Perlindungan terhadap keselamatan dan kesehatan kerja merupakan hak asasi yang wajib dipenuhi oleh perusahaan. Performa keselamatan dan kesehatan kerja yang buruk dari suatu perusahaan dapat menimbulkan kerugian bagi perusahaan itu sendiri. Hal ini berhubungan dengan hilangnya hari kerja yang menimbulkan kompensasi secara ekonomi karena turunnya produktivitas perusahaan dan dikeluarkannya biaya total kecelakaan, termasuk didalamnya biaya perawatan, pengobatan, biaya pelatihan bagi tenaga kerja pengganti, dan sebagainya. Rendahnya kepedulian keselamatan dan kesehatan kerja juga dapat memperburuk citra perusahaan dikalangan masyarakat dan pasaran hasil produksi.
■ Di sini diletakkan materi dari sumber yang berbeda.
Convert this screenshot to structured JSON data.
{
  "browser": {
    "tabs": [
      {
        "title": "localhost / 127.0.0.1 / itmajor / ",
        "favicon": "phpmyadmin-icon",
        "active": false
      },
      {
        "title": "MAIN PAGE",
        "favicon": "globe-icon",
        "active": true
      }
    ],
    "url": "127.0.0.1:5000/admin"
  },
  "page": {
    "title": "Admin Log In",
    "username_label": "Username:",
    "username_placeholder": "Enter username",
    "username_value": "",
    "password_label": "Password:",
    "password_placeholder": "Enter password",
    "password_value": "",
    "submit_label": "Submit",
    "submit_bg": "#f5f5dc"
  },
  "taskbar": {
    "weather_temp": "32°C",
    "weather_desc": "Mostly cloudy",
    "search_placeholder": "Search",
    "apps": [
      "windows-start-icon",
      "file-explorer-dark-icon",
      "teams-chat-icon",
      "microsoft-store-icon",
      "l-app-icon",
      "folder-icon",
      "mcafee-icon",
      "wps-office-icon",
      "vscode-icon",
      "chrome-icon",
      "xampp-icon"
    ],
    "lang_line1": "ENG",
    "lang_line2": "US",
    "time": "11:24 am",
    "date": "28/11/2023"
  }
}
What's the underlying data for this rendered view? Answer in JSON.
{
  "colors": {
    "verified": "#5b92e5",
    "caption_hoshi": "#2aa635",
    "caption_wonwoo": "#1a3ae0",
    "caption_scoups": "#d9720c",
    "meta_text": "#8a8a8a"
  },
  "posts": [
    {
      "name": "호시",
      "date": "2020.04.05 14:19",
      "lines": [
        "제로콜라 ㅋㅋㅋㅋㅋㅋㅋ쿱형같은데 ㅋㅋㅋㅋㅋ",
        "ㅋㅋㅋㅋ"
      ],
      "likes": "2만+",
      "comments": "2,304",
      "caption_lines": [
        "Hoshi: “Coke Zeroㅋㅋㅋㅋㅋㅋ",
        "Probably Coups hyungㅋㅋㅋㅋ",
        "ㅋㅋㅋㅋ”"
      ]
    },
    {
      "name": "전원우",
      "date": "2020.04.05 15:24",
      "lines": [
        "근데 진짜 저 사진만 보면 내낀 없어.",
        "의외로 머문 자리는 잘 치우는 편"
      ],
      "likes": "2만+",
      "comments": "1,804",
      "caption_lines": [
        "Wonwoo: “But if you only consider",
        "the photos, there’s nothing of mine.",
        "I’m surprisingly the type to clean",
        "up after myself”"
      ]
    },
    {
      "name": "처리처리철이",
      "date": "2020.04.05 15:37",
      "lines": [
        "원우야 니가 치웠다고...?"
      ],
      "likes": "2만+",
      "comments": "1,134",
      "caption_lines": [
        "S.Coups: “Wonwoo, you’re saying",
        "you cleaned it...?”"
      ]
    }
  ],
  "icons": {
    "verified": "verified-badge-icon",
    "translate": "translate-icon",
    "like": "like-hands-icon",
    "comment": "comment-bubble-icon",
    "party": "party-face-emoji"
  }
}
Oleh karena itu, upaya pemeliharaan dan penerapan keselamatan dan kesehatan kerja memegang peranan penting berkaitan dengan kepentingan produksi dan produktivitas perusahaan.
Perkembangan K3 dimulai sejak adanya revolusi industri yang ditandai dengan penggunaan mesin-mesin produksi dan bahan-bahan berbahaya yang membahayakan keselamatan dan kesehatan pekerja dalam lingkungan kerja. Hal ini dapat menyebabkan kecelakaan kerja yang berakibat cacat fisik dan kematian bagi pekerja, juga kerugian material yang besar bagi perusahaan. Perkembangan tersebut mendorong pemerintah Indonesia mengeluarkan regulasi dalam bidang ketenagakerjaan, termasuk pengaturan masalah K3 (UU No. 1 tahun 1970) dan peraturan Menteri Tenaga Kerja No.PER.05/MEN/1996 tentang Sistem Manajemen Keselamatan dan Kesehatan Kerja (SMK3). Kepedulian perusahaan untuk menerapkan program K3 melalui SMK3 mulai berkembang seiring dengan kebutuhan konsumen dan isu persaingan global yang tidak hanya sebatas kualitas barang dan jasa tetapi juga kepedulian yang tinggi terhadap keselamatan dan kesehatan pekerja, masyarakat dan lingkungan. Selain itu banyak perusahaan yang peduli terhadap K3 telah menerapkan sertifikasi OSHAS 18000 sebagai sistem standar K3.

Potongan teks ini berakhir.